Hi Team,
repmgr version - 5.2.1
Postgresql version - 11.7
We have multiple repmgrd processes running on witness node for each database instance on other nodes. I think the problem is when repmgr checks upstream_node_id and upstream_last_seen, it is checked for other instance and not the instance which went downand both the functions returned wrong results.
Scenario and logs:
Primary database went down for 15 minutes but there was no failover. When checking logs we see below
[2022-03-05 21:31:38] [INFO] checking state of sibling node "a" (ID: 3)
[2022-03-05 21:31:38] [DEBUG] connecting to: "user=pgrepmgr connect_timeout=3 dbname=pgrepmgr host=a port=5432 application_name=repmgrd sslmode=require fallback_application_name=repmgr options=-csearch_path="
[2022-03-05 21:31:39] [INFO] node "a" (ID: 3) reports its upstream is node 1, last seen 88 second(s) ago
[2022-03-05 21:31:39] [INFO] standby node "a" (ID: 3) last saw primary node 88 second(s) ago
[2022-03-05 21:31:39] [INFO] last receive LSN for sibling node "a" (ID: 3) is: 225/9800F858
[2022-03-05 21:31:39] [INFO] node "a" (ID: 3) has same LSN as current candidate "b" (ID: 2)

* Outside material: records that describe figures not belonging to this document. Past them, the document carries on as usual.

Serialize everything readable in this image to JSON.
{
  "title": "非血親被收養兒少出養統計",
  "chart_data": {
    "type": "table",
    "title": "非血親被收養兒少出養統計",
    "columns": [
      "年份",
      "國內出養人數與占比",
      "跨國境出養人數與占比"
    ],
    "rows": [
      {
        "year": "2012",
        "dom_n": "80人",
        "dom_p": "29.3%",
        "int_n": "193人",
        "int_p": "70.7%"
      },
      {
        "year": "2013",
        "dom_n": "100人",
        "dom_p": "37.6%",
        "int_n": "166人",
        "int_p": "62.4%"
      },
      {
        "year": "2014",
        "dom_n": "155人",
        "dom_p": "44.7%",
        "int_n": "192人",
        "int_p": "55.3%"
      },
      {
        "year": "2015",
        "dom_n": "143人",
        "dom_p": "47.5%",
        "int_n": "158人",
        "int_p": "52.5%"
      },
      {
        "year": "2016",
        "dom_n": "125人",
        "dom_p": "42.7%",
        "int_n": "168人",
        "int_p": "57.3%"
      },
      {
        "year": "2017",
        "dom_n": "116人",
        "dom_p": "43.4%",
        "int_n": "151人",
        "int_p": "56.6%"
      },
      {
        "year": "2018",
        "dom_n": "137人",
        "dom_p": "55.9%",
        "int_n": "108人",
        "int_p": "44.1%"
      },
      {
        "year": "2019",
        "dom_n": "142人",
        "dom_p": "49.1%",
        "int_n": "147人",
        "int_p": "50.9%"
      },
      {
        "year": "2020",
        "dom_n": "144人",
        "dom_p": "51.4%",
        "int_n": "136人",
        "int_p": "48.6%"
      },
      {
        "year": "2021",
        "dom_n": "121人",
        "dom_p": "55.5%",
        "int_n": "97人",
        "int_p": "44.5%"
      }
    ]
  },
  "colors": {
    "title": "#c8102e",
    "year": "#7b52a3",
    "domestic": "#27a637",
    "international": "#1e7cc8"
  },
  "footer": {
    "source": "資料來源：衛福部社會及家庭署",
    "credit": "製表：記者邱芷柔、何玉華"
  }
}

[2022-03-05 21:31:39] [INFO] checking state of sibling node "witness" (ID: 101)
[2022-03-05 21:31:39] [DEBUG] connecting to: "user=pgrepmgr connect_timeout=3 dbname= pgrepmgr host=witness port=5432 application_name=repmgrd sslmode=require fallback_application_name=repmgr options=-csearch_path="
[2022-03-05 21:31:39] [INFO] node "witness" (ID: 101) reports its upstream is node 1, last seen 0 second(s) ago
[2022-03-05 21:31:39] [NOTICE] witness node "witness" (ID: 101) last saw primary node 0 second(s) ago, considering primary still visible
[2022-03-05 21:31:39] [DEBUG] node 101 is witness, not querying state
[2022-03-05 21:31:39] [INFO] 1 nodes can see the primary
[2022-03-05 21:31:39] [DETAIL] following nodes can see the primary:
- node "witness" (ID: 101): 0 second(s) ago
The primary was down but witness says it saw the primary '0' second ago.
Logs in witness node also shows it is not able to connect to primary:
2022-03-05 21:30:57] [DETAIL] PQping() returned "PQPING_NO_RESPONSE"
[2022-03-05 21:30:57] [WARNING] unable to reconnect to node 1 after 6 attempts
[2022-03-05 21:31:36] [WARNING] new primary "b" (node ID: 2) is in recovery
[2022-03-05 21:31:39] [WARNING] unable to connect to "host=primary port=5432 sslmode=require dbname=pgrepmgr user=pgrepmgr connect_timeout=3 application_name=repmgrd"
[2022-03-05 21:31:39] [DETAIL]
timeout expired
[2022-03-05 21:32:33] [ERROR] unable to determine if server is in recovery
[2022-03-05 21:32:33] [DETAIL]
server closed the connection unexpectedly
This probably means the server terminated abnormally
before or while processing the request.